Directed by Sion Sono.
Starring Reina Trendl, Mariko Shinoda and Erina Mano.
SYNOPSIS:
Mitsuko, a normal, average schoolgirl, experiences extreme situations that lead her to question her own reality.
That plot synopsis of Tag above is simply a decent guess. Director Sion Sono has already directed six films this year, with a seventh in pre-production. Tag seems like he dropped the scripts for his next six on the floor, picked up the pieces without putting them back in order and decided to film it.
It’s a film that is sure to become popular among Sono fans. But those who have stumbled into his work, most notably Why Don’t You Play in Hell and the epic Love Exposure, will find their patience strained and wonder what they saw in Sono at all.
Opening with one of the most ridiculously violent scenes you’ll ever see in a film this year, the film follows Mitsuko, who is convinced that a mysterious entity – or a gust of wind, depending on who you ask – is wiping out people everywhere while trying to kill her. Escaping the first encounter, she washes the blood off of her clothes, puts on a clean shirt and heads to school. Obviously distraught, her friends decide to cheer her up, ditching class and playing the by the river. One of her friends, known as Surreal, poses the question that her encounter this morning was simply one of many different realities and the only way to get back to the ‘real’ one is to do something spontaneous.
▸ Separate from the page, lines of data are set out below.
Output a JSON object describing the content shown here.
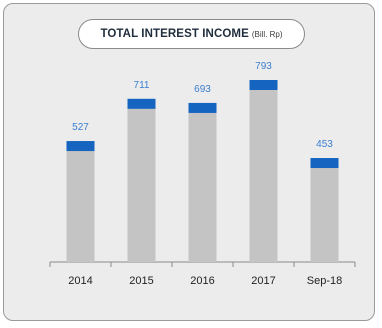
{
  "chart_data": {
    "type": "bar",
    "title": "TOTAL INTEREST INCOME",
    "subtitle": "(Bill. Rp)",
    "categories": [
      "2014",
      "2015",
      "2016",
      "2017",
      "Sep-18"
    ],
    "values": [
      527,
      711,
      693,
      793,
      453
    ],
    "value_labels": [
      "527",
      "711",
      "693",
      "793",
      "453"
    ],
    "xlabel": "",
    "ylabel": "",
    "ylim": [
      0,
      793
    ],
    "grid": false,
    "legend": "none",
    "colors": {
      "bar": "#c4c4c4",
      "bar_cap": "#1565c0",
      "value_label": "#3b7fd1",
      "axis": "#8a8a8a",
      "tick_label": "#222222",
      "background": "#ececec"
    }
  }
}
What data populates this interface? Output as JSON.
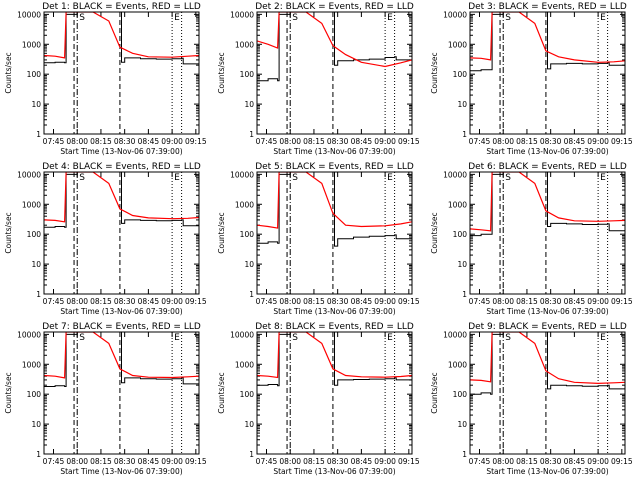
{
  "common": {
    "series": [
      {
        "name": "BLACK = Events",
        "color": "#000000"
      },
      {
        "name": "RED = LLD",
        "color": "#ff0000"
      }
    ],
    "ylabel": "Counts/sec",
    "xlabel": "Start Time (13-Nov-06 07:39:00)",
    "xticks": [
      "07:45",
      "08:00",
      "08:15",
      "08:30",
      "08:45",
      "09:00",
      "09:15"
    ],
    "yticks": [
      "1",
      "10",
      "100",
      "1000",
      "10000"
    ],
    "marks": {
      "S": "S",
      "E": "E"
    }
  },
  "chart_data": [
    {
      "type": "line",
      "title": "Det 1: BLACK = Events, RED = LLD",
      "xlim": [
        "07:39",
        "09:17"
      ],
      "ylim": [
        1,
        12000
      ],
      "yscale": "log",
      "vlines": {
        "dashdot": "08:00",
        "dashed": [
          "07:58",
          "08:27"
        ],
        "dotted": [
          "09:00",
          "09:06"
        ]
      },
      "series": [
        {
          "name": "Events",
          "x": [
            "07:39",
            "07:46",
            "07:52",
            "07:53",
            "08:00",
            "08:27",
            "08:28",
            "08:30",
            "08:40",
            "08:50",
            "09:00",
            "09:06",
            "09:07",
            "09:17"
          ],
          "values": [
            240,
            250,
            240,
            10000,
            12000,
            12000,
            250,
            350,
            330,
            320,
            330,
            340,
            220,
            200
          ]
        },
        {
          "name": "LLD",
          "x": [
            "07:39",
            "07:46",
            "07:52",
            "07:53",
            "08:00",
            "08:10",
            "08:20",
            "08:27",
            "08:35",
            "08:45",
            "09:00",
            "09:10",
            "09:17"
          ],
          "values": [
            420,
            400,
            350,
            12000,
            12000,
            12000,
            6000,
            800,
            500,
            380,
            370,
            400,
            420
          ]
        }
      ]
    },
    {
      "type": "line",
      "title": "Det 2: BLACK = Events, RED = LLD",
      "xlim": [
        "07:39",
        "09:17"
      ],
      "ylim": [
        1,
        12000
      ],
      "yscale": "log",
      "vlines": {
        "dashdot": "08:00",
        "dashed": [
          "07:58",
          "08:27"
        ],
        "dotted": [
          "09:00",
          "09:06"
        ]
      },
      "series": [
        {
          "name": "Events",
          "x": [
            "07:39",
            "07:46",
            "07:52",
            "07:53",
            "08:00",
            "08:27",
            "08:28",
            "08:30",
            "08:40",
            "08:50",
            "09:00",
            "09:06",
            "09:07",
            "09:17"
          ],
          "values": [
            60,
            70,
            60,
            10000,
            12000,
            12000,
            200,
            280,
            300,
            320,
            360,
            380,
            300,
            220
          ]
        },
        {
          "name": "LLD",
          "x": [
            "07:39",
            "07:46",
            "07:52",
            "07:53",
            "08:00",
            "08:10",
            "08:20",
            "08:27",
            "08:35",
            "08:45",
            "09:00",
            "09:10",
            "09:17"
          ],
          "values": [
            1300,
            1000,
            750,
            12000,
            12000,
            12000,
            5000,
            900,
            450,
            250,
            180,
            240,
            300
          ]
        }
      ]
    },
    {
      "type": "line",
      "title": "Det 3: BLACK = Events, RED = LLD",
      "xlim": [
        "07:39",
        "09:17"
      ],
      "ylim": [
        1,
        12000
      ],
      "yscale": "log",
      "vlines": {
        "dashdot": "08:00",
        "dashed": [
          "07:58",
          "08:27"
        ],
        "dotted": [
          "09:00",
          "09:06"
        ]
      },
      "series": [
        {
          "name": "Events",
          "x": [
            "07:39",
            "07:46",
            "07:52",
            "07:53",
            "08:00",
            "08:27",
            "08:28",
            "08:30",
            "08:40",
            "08:50",
            "09:00",
            "09:06",
            "09:07",
            "09:17"
          ],
          "values": [
            130,
            140,
            140,
            10000,
            12000,
            12000,
            150,
            220,
            230,
            220,
            230,
            240,
            200,
            180
          ]
        },
        {
          "name": "LLD",
          "x": [
            "07:39",
            "07:46",
            "07:52",
            "07:53",
            "08:00",
            "08:10",
            "08:20",
            "08:27",
            "08:35",
            "08:45",
            "09:00",
            "09:10",
            "09:17"
          ],
          "values": [
            350,
            340,
            300,
            12000,
            12000,
            12000,
            5000,
            600,
            380,
            300,
            250,
            260,
            280
          ]
        }
      ]
    },
    {
      "type": "line",
      "title": "Det 4: BLACK = Events, RED = LLD",
      "xlim": [
        "07:39",
        "09:17"
      ],
      "ylim": [
        1,
        12000
      ],
      "yscale": "log",
      "vlines": {
        "dashdot": "08:00",
        "dashed": [
          "07:58",
          "08:27"
        ],
        "dotted": [
          "09:00",
          "09:06"
        ]
      },
      "series": [
        {
          "name": "Events",
          "x": [
            "07:39",
            "07:46",
            "07:52",
            "07:53",
            "08:00",
            "08:27",
            "08:28",
            "08:30",
            "08:40",
            "08:50",
            "09:00",
            "09:06",
            "09:07",
            "09:17"
          ],
          "values": [
            170,
            180,
            170,
            10000,
            12000,
            12000,
            230,
            300,
            290,
            280,
            290,
            300,
            190,
            160
          ]
        },
        {
          "name": "LLD",
          "x": [
            "07:39",
            "07:46",
            "07:52",
            "07:53",
            "08:00",
            "08:10",
            "08:20",
            "08:27",
            "08:35",
            "08:45",
            "09:00",
            "09:10",
            "09:17"
          ],
          "values": [
            300,
            290,
            260,
            12000,
            12000,
            12000,
            5000,
            700,
            420,
            350,
            330,
            340,
            360
          ]
        }
      ]
    },
    {
      "type": "line",
      "title": "Det 5: BLACK = Events, RED = LLD",
      "xlim": [
        "07:39",
        "09:17"
      ],
      "ylim": [
        1,
        12000
      ],
      "yscale": "log",
      "vlines": {
        "dashdot": "08:00",
        "dashed": [
          "07:58",
          "08:27"
        ],
        "dotted": [
          "09:00",
          "09:06"
        ]
      },
      "series": [
        {
          "name": "Events",
          "x": [
            "07:39",
            "07:46",
            "07:52",
            "07:53",
            "08:00",
            "08:27",
            "08:28",
            "08:30",
            "08:40",
            "08:50",
            "09:00",
            "09:06",
            "09:07",
            "09:17"
          ],
          "values": [
            50,
            55,
            50,
            10000,
            12000,
            12000,
            40,
            70,
            80,
            85,
            90,
            95,
            70,
            60
          ]
        },
        {
          "name": "LLD",
          "x": [
            "07:39",
            "07:46",
            "07:52",
            "07:53",
            "08:00",
            "08:10",
            "08:20",
            "08:27",
            "08:35",
            "08:45",
            "09:00",
            "09:10",
            "09:17"
          ],
          "values": [
            200,
            180,
            160,
            12000,
            12000,
            12000,
            5000,
            500,
            200,
            180,
            190,
            220,
            260
          ]
        }
      ]
    },
    {
      "type": "line",
      "title": "Det 6: BLACK = Events, RED = LLD",
      "xlim": [
        "07:39",
        "09:17"
      ],
      "ylim": [
        1,
        12000
      ],
      "yscale": "log",
      "vlines": {
        "dashdot": "08:00",
        "dashed": [
          "07:58",
          "08:27"
        ],
        "dotted": [
          "09:00",
          "09:06"
        ]
      },
      "series": [
        {
          "name": "Events",
          "x": [
            "07:39",
            "07:46",
            "07:52",
            "07:53",
            "08:00",
            "08:27",
            "08:28",
            "08:30",
            "08:40",
            "08:50",
            "09:00",
            "09:06",
            "09:07",
            "09:17"
          ],
          "values": [
            90,
            100,
            100,
            10000,
            12000,
            12000,
            180,
            230,
            220,
            210,
            215,
            220,
            130,
            110
          ]
        },
        {
          "name": "LLD",
          "x": [
            "07:39",
            "07:46",
            "07:52",
            "07:53",
            "08:00",
            "08:10",
            "08:20",
            "08:27",
            "08:35",
            "08:45",
            "09:00",
            "09:10",
            "09:17"
          ],
          "values": [
            150,
            140,
            130,
            12000,
            12000,
            12000,
            5000,
            600,
            350,
            280,
            270,
            280,
            290
          ]
        }
      ]
    },
    {
      "type": "line",
      "title": "Det 7: BLACK = Events, RED = LLD",
      "xlim": [
        "07:39",
        "09:17"
      ],
      "ylim": [
        1,
        12000
      ],
      "yscale": "log",
      "vlines": {
        "dashdot": "08:00",
        "dashed": [
          "07:58",
          "08:27"
        ],
        "dotted": [
          "09:00",
          "09:06"
        ]
      },
      "series": [
        {
          "name": "Events",
          "x": [
            "07:39",
            "07:46",
            "07:52",
            "07:53",
            "08:00",
            "08:27",
            "08:28",
            "08:30",
            "08:40",
            "08:50",
            "09:00",
            "09:06",
            "09:07",
            "09:17"
          ],
          "values": [
            180,
            190,
            180,
            10000,
            12000,
            12000,
            240,
            350,
            330,
            320,
            330,
            350,
            220,
            200
          ]
        },
        {
          "name": "LLD",
          "x": [
            "07:39",
            "07:46",
            "07:52",
            "07:53",
            "08:00",
            "08:10",
            "08:20",
            "08:27",
            "08:35",
            "08:45",
            "09:00",
            "09:10",
            "09:17"
          ],
          "values": [
            420,
            400,
            350,
            12000,
            12000,
            12000,
            5000,
            700,
            420,
            370,
            360,
            380,
            400
          ]
        }
      ]
    },
    {
      "type": "line",
      "title": "Det 8: BLACK = Events, RED = LLD",
      "xlim": [
        "07:39",
        "09:17"
      ],
      "ylim": [
        1,
        12000
      ],
      "yscale": "log",
      "vlines": {
        "dashdot": "08:00",
        "dashed": [
          "07:58",
          "08:27"
        ],
        "dotted": [
          "09:00",
          "09:06"
        ]
      },
      "series": [
        {
          "name": "Events",
          "x": [
            "07:39",
            "07:46",
            "07:52",
            "07:53",
            "08:00",
            "08:27",
            "08:28",
            "08:30",
            "08:40",
            "08:50",
            "09:00",
            "09:06",
            "09:07",
            "09:17"
          ],
          "values": [
            200,
            210,
            190,
            10000,
            12000,
            12000,
            200,
            300,
            310,
            320,
            330,
            350,
            300,
            280
          ]
        },
        {
          "name": "LLD",
          "x": [
            "07:39",
            "07:46",
            "07:52",
            "07:53",
            "08:00",
            "08:10",
            "08:20",
            "08:27",
            "08:35",
            "08:45",
            "09:00",
            "09:10",
            "09:17"
          ],
          "values": [
            420,
            400,
            360,
            12000,
            12000,
            12000,
            5000,
            700,
            420,
            380,
            370,
            390,
            420
          ]
        }
      ]
    },
    {
      "type": "line",
      "title": "Det 9: BLACK = Events, RED = LLD",
      "xlim": [
        "07:39",
        "09:17"
      ],
      "ylim": [
        1,
        12000
      ],
      "yscale": "log",
      "vlines": {
        "dashdot": "08:00",
        "dashed": [
          "07:58",
          "08:27"
        ],
        "dotted": [
          "09:00",
          "09:06"
        ]
      },
      "series": [
        {
          "name": "Events",
          "x": [
            "07:39",
            "07:46",
            "07:52",
            "07:53",
            "08:00",
            "08:27",
            "08:28",
            "08:30",
            "08:40",
            "08:50",
            "09:00",
            "09:06",
            "09:07",
            "09:17"
          ],
          "values": [
            100,
            110,
            100,
            10000,
            12000,
            12000,
            150,
            200,
            190,
            185,
            190,
            200,
            150,
            140
          ]
        },
        {
          "name": "LLD",
          "x": [
            "07:39",
            "07:46",
            "07:52",
            "07:53",
            "08:00",
            "08:10",
            "08:20",
            "08:27",
            "08:35",
            "08:45",
            "09:00",
            "09:10",
            "09:17"
          ],
          "values": [
            300,
            290,
            260,
            12000,
            12000,
            12000,
            5000,
            600,
            330,
            250,
            230,
            240,
            250
          ]
        }
      ]
    }
  ]
}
Cue increasingly ridiculous scenes as Mitsuko appears in different realities for some reason, with a steady stream of ultra violence always close behind. While this makes for some interesting shots – schoolgirls running across the school yard, while the teacher’s fire grenades and fire machine guns at them – it’s difficult to actually care about Mitsuko’s situation.
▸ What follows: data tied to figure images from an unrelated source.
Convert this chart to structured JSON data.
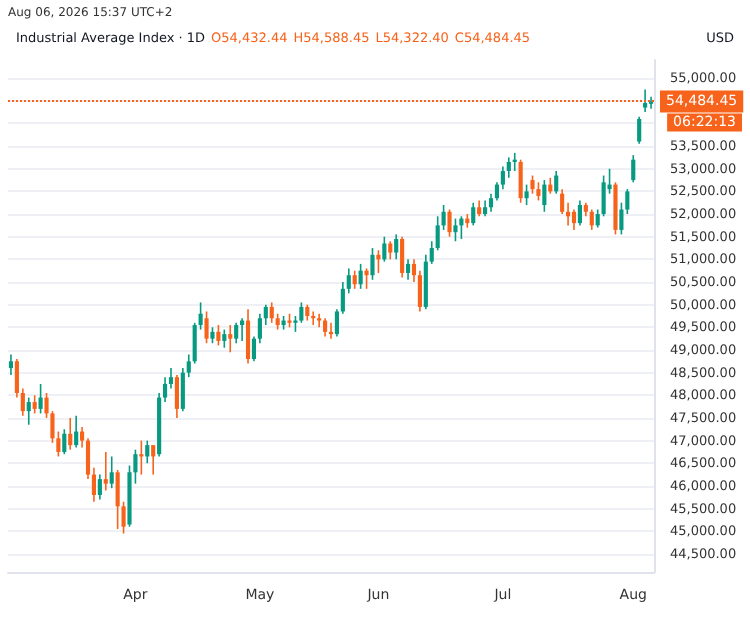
{
  "chart_data": {
    "type": "candlestick",
    "title": "Industrial Average Index · 1D",
    "subtitle": "Aug 06, 2026 15:37 UTC+2",
    "ylabel": "USD",
    "annotations": [
      "O54,432.44",
      "H54,588.45",
      "L54,322.40",
      "C54,484.45",
      "06:22:13"
    ],
    "categories": [
      null,
      null,
      null,
      null,
      null,
      null,
      null,
      null,
      null,
      null,
      null,
      null,
      null,
      null,
      null,
      null,
      null,
      null,
      null,
      null,
      null,
      "Apr",
      null,
      null,
      null,
      null,
      null,
      null,
      null,
      null,
      null,
      null,
      null,
      null,
      null,
      null,
      null,
      null,
      null,
      null,
      null,
      null,
      "May",
      null,
      null,
      null,
      null,
      null,
      null,
      null,
      null,
      null,
      null,
      null,
      null,
      null,
      null,
      null,
      null,
      null,
      null,
      null,
      "Jun",
      null,
      null,
      null,
      null,
      null,
      null,
      null,
      null,
      null,
      null,
      null,
      null,
      null,
      null,
      null,
      null,
      null,
      null,
      null,
      null,
      "Jul",
      null,
      null,
      null,
      null,
      null,
      null,
      null,
      null,
      null,
      null,
      null,
      null,
      null,
      null,
      null,
      null,
      null,
      null,
      null,
      null,
      null,
      "Aug",
      null,
      null,
      null
    ],
    "ohlc": [
      [
        48600,
        48900,
        48450,
        48750
      ],
      [
        48750,
        48800,
        47950,
        48050
      ],
      [
        48050,
        48150,
        47550,
        47650
      ],
      [
        47650,
        47950,
        47350,
        47850
      ],
      [
        47850,
        48000,
        47600,
        47700
      ],
      [
        47700,
        48250,
        47600,
        47950
      ],
      [
        47950,
        48050,
        47500,
        47600
      ],
      [
        47600,
        47650,
        46950,
        47050
      ],
      [
        47050,
        47200,
        46650,
        46750
      ],
      [
        46750,
        47250,
        46700,
        47150
      ],
      [
        47150,
        47500,
        46800,
        46900
      ],
      [
        46900,
        47550,
        46850,
        47200
      ],
      [
        47200,
        47300,
        46850,
        47000
      ],
      [
        47000,
        47050,
        46150,
        46250
      ],
      [
        46250,
        46400,
        45650,
        45800
      ],
      [
        45800,
        46250,
        45700,
        46150
      ],
      [
        46150,
        46750,
        45900,
        46050
      ],
      [
        46050,
        46650,
        45950,
        46300
      ],
      [
        46300,
        46350,
        45050,
        45550
      ],
      [
        45550,
        45650,
        44950,
        45100
      ],
      [
        45150,
        46450,
        45100,
        46300
      ],
      [
        46300,
        46800,
        46050,
        46700
      ],
      [
        46700,
        47000,
        46250,
        46650
      ],
      [
        46650,
        47000,
        46500,
        46900
      ],
      [
        46900,
        46900,
        46250,
        46650
      ],
      [
        46700,
        48050,
        46650,
        47950
      ],
      [
        47950,
        48400,
        47850,
        48250
      ],
      [
        48250,
        48600,
        48150,
        48400
      ],
      [
        48400,
        48450,
        47500,
        47700
      ],
      [
        47700,
        48600,
        47650,
        48500
      ],
      [
        48500,
        48900,
        48400,
        48750
      ],
      [
        48750,
        49600,
        48700,
        49550
      ],
      [
        49550,
        50050,
        49450,
        49800
      ],
      [
        49700,
        49850,
        49150,
        49250
      ],
      [
        49250,
        49500,
        49150,
        49400
      ],
      [
        49400,
        49550,
        49100,
        49200
      ],
      [
        49200,
        49450,
        49050,
        49350
      ],
      [
        49350,
        49550,
        48950,
        49250
      ],
      [
        49250,
        49600,
        49150,
        49550
      ],
      [
        49550,
        49700,
        49200,
        49650
      ],
      [
        49650,
        49900,
        48700,
        48800
      ],
      [
        48800,
        49300,
        48750,
        49250
      ],
      [
        49250,
        49800,
        49150,
        49700
      ],
      [
        49700,
        50000,
        49550,
        49950
      ],
      [
        49950,
        50050,
        49600,
        49700
      ],
      [
        49700,
        49800,
        49450,
        49550
      ],
      [
        49550,
        49750,
        49450,
        49650
      ],
      [
        49650,
        49800,
        49500,
        49600
      ],
      [
        49600,
        49750,
        49400,
        49650
      ],
      [
        49650,
        50050,
        49600,
        49950
      ],
      [
        49950,
        50000,
        49650,
        49750
      ],
      [
        49750,
        49850,
        49550,
        49700
      ],
      [
        49700,
        49800,
        49500,
        49650
      ],
      [
        49650,
        49700,
        49300,
        49400
      ],
      [
        49400,
        49600,
        49250,
        49350
      ],
      [
        49350,
        49900,
        49300,
        49850
      ],
      [
        49850,
        50500,
        49800,
        50350
      ],
      [
        50350,
        50800,
        50250,
        50650
      ],
      [
        50650,
        50750,
        50350,
        50450
      ],
      [
        50450,
        50900,
        50350,
        50750
      ],
      [
        50750,
        50800,
        50350,
        50650
      ],
      [
        50650,
        51250,
        50550,
        51100
      ],
      [
        51100,
        51200,
        50700,
        51000
      ],
      [
        51000,
        51500,
        50950,
        51350
      ],
      [
        51350,
        51400,
        51000,
        51150
      ],
      [
        51150,
        51550,
        51000,
        51450
      ],
      [
        51450,
        51500,
        50600,
        50700
      ],
      [
        50700,
        51000,
        50550,
        50900
      ],
      [
        50900,
        51000,
        50500,
        50650
      ],
      [
        50650,
        50750,
        49850,
        49950
      ],
      [
        49950,
        51100,
        49900,
        50950
      ],
      [
        50950,
        51400,
        50900,
        51250
      ],
      [
        51250,
        51950,
        51200,
        51750
      ],
      [
        51750,
        52200,
        51650,
        52050
      ],
      [
        52050,
        52100,
        51500,
        51600
      ],
      [
        51600,
        51900,
        51400,
        51750
      ],
      [
        51750,
        51950,
        51450,
        51900
      ],
      [
        51900,
        52000,
        51700,
        51800
      ],
      [
        51800,
        52250,
        51750,
        52150
      ],
      [
        52150,
        52300,
        51950,
        52000
      ],
      [
        52000,
        52300,
        51950,
        52150
      ],
      [
        52150,
        52450,
        52050,
        52350
      ],
      [
        52350,
        52700,
        52300,
        52650
      ],
      [
        52650,
        53050,
        52550,
        52950
      ],
      [
        52950,
        53250,
        52800,
        53150
      ],
      [
        53150,
        53350,
        52950,
        53200
      ],
      [
        53150,
        53200,
        52250,
        52350
      ],
      [
        52350,
        52650,
        52200,
        52500
      ],
      [
        52750,
        52850,
        52450,
        52550
      ],
      [
        52550,
        52700,
        52300,
        52400
      ],
      [
        52200,
        52750,
        52050,
        52650
      ],
      [
        52650,
        52800,
        52450,
        52500
      ],
      [
        52500,
        52950,
        52450,
        52850
      ],
      [
        52450,
        52550,
        52000,
        52050
      ],
      [
        52050,
        52250,
        51750,
        51950
      ],
      [
        52050,
        52100,
        51650,
        51800
      ],
      [
        51800,
        52300,
        51750,
        52200
      ],
      [
        52200,
        52250,
        51950,
        52050
      ],
      [
        52050,
        52100,
        51650,
        51750
      ],
      [
        51750,
        52100,
        51700,
        52000
      ],
      [
        52000,
        52850,
        51950,
        52700
      ],
      [
        52550,
        53000,
        52450,
        52650
      ],
      [
        52650,
        52700,
        51550,
        51650
      ],
      [
        51650,
        52250,
        51550,
        52100
      ],
      [
        52100,
        52550,
        52000,
        52500
      ],
      [
        52750,
        53300,
        52700,
        53200
      ],
      [
        53600,
        54150,
        53550,
        54100
      ],
      [
        54350,
        54750,
        54250,
        54450
      ],
      [
        54432.44,
        54588.45,
        54322.4,
        54484.45
      ]
    ],
    "colors": [
      "#089981",
      "#f7631b",
      "#f7631b",
      "#089981",
      "#f7631b",
      "#089981",
      "#f7631b",
      "#f7631b",
      "#f7631b",
      "#089981",
      "#f7631b",
      "#089981",
      "#f7631b",
      "#f7631b",
      "#f7631b",
      "#089981",
      "#f7631b",
      "#089981",
      "#f7631b",
      "#f7631b",
      "#089981",
      "#089981",
      "#f7631b",
      "#089981",
      "#f7631b",
      "#089981",
      "#089981",
      "#089981",
      "#f7631b",
      "#089981",
      "#089981",
      "#089981",
      "#089981",
      "#f7631b",
      "#089981",
      "#f7631b",
      "#089981",
      "#f7631b",
      "#089981",
      "#089981",
      "#f7631b",
      "#089981",
      "#089981",
      "#089981",
      "#f7631b",
      "#f7631b",
      "#089981",
      "#f7631b",
      "#089981",
      "#089981",
      "#f7631b",
      "#f7631b",
      "#f7631b",
      "#f7631b",
      "#f7631b",
      "#089981",
      "#089981",
      "#089981",
      "#f7631b",
      "#089981",
      "#f7631b",
      "#089981",
      "#f7631b",
      "#089981",
      "#f7631b",
      "#089981",
      "#f7631b",
      "#089981",
      "#f7631b",
      "#f7631b",
      "#089981",
      "#089981",
      "#089981",
      "#089981",
      "#f7631b",
      "#089981",
      "#089981",
      "#f7631b",
      "#089981",
      "#f7631b",
      "#089981",
      "#089981",
      "#089981",
      "#089981",
      "#089981",
      "#089981",
      "#f7631b",
      "#089981",
      "#f7631b",
      "#f7631b",
      "#089981",
      "#f7631b",
      "#089981",
      "#f7631b",
      "#f7631b",
      "#f7631b",
      "#089981",
      "#f7631b",
      "#f7631b",
      "#089981",
      "#089981",
      "#089981",
      "#f7631b",
      "#089981",
      "#089981",
      "#089981",
      "#089981",
      "#089981",
      "#089981"
    ],
    "ylim": [
      44100,
      55400
    ],
    "yticks": [
      {
        "value": 44500,
        "label": "44,500.00"
      },
      {
        "value": 45000,
        "label": "45,000.00"
      },
      {
        "value": 45500,
        "label": "45,500.00"
      },
      {
        "value": 46000,
        "label": "46,000.00"
      },
      {
        "value": 46500,
        "label": "46,500.00"
      },
      {
        "value": 47000,
        "label": "47,000.00"
      },
      {
        "value": 47500,
        "label": "47,500.00"
      },
      {
        "value": 48000,
        "label": "48,000.00"
      },
      {
        "value": 48500,
        "label": "48,500.00"
      },
      {
        "value": 49000,
        "label": "49,000.00"
      },
      {
        "value": 49500,
        "label": "49,500.00"
      },
      {
        "value": 50000,
        "label": "50,000.00"
      },
      {
        "value": 50500,
        "label": "50,500.00"
      },
      {
        "value": 51000,
        "label": "51,000.00"
      },
      {
        "value": 51500,
        "label": "51,500.00"
      },
      {
        "value": 52000,
        "label": "52,000.00"
      },
      {
        "value": 52500,
        "label": "52,500.00"
      },
      {
        "value": 53000,
        "label": "53,000.00"
      },
      {
        "value": 53500,
        "label": "53,500.00"
      },
      {
        "value": 54000,
        "label": null
      },
      {
        "value": 54500,
        "label": null
      },
      {
        "value": 55000,
        "label": "55,000.00"
      }
    ],
    "ref_lines": [
      {
        "axis": "y",
        "value": 54484.45,
        "label": "54,484.45",
        "color": "#f7631b",
        "line_style": "dotted"
      }
    ],
    "grid": "y"
  }
}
The film hides its answers from us through Surreal, who constantly tells us, and Mitsuko, that we should just ‘let it go’. Unfortunately, when we’re refused the stakes and don’t really know what’s going on, it’s difficult for the audience to care.
Obviously inspired by video games, there are no consequences to any of her actions – what if Mitsuko was butchered by the pig-headed bridegroom? What if she fell was she was being bombarded by grenades from her teachers? Who is Mitsuko? What is going on?
Usually, when Japanese cinema takes a turn for the crazy, it’s got a good enough reason. Sono’s own Love Exposure, a four-hour epic about a guy who takes photos of women’s underwear, became a treatment on love and relationships in the online age, for example. Tag, on the other hand, spoon feeds us crazy stuff and expects the audience to just accept it. At just less than 90 minutes, it’s hardly an ordeal, but it’s easy to be bored by just how numb and dull it all seems – but maybe that’s the point. And when an explanation eventually does come, it’s just too little, too late. Had they set that up towards the middle, rather than bombard us with exposition towards the end, it might be forgivable. But it just turns into ‘What…that’s it?’ and you leave the theatre wondering why you’ve just wasted your time watching Tag.
Sono fans will defend this film as an ‘experience’ and watch it over and over again to truly understand what it’s about. They’ll probably be going into Tag expecting that, rather than something like Why Don’t You Play in Hell. Much like Tokyo Tribe, Sono’s hip-hop musical from last year, Tag is a failed experiment in exploitation. It’s a dull, boring mess of a film that ultimately means nothing. It could be said that many just won’t get it. But…is there really anything to get?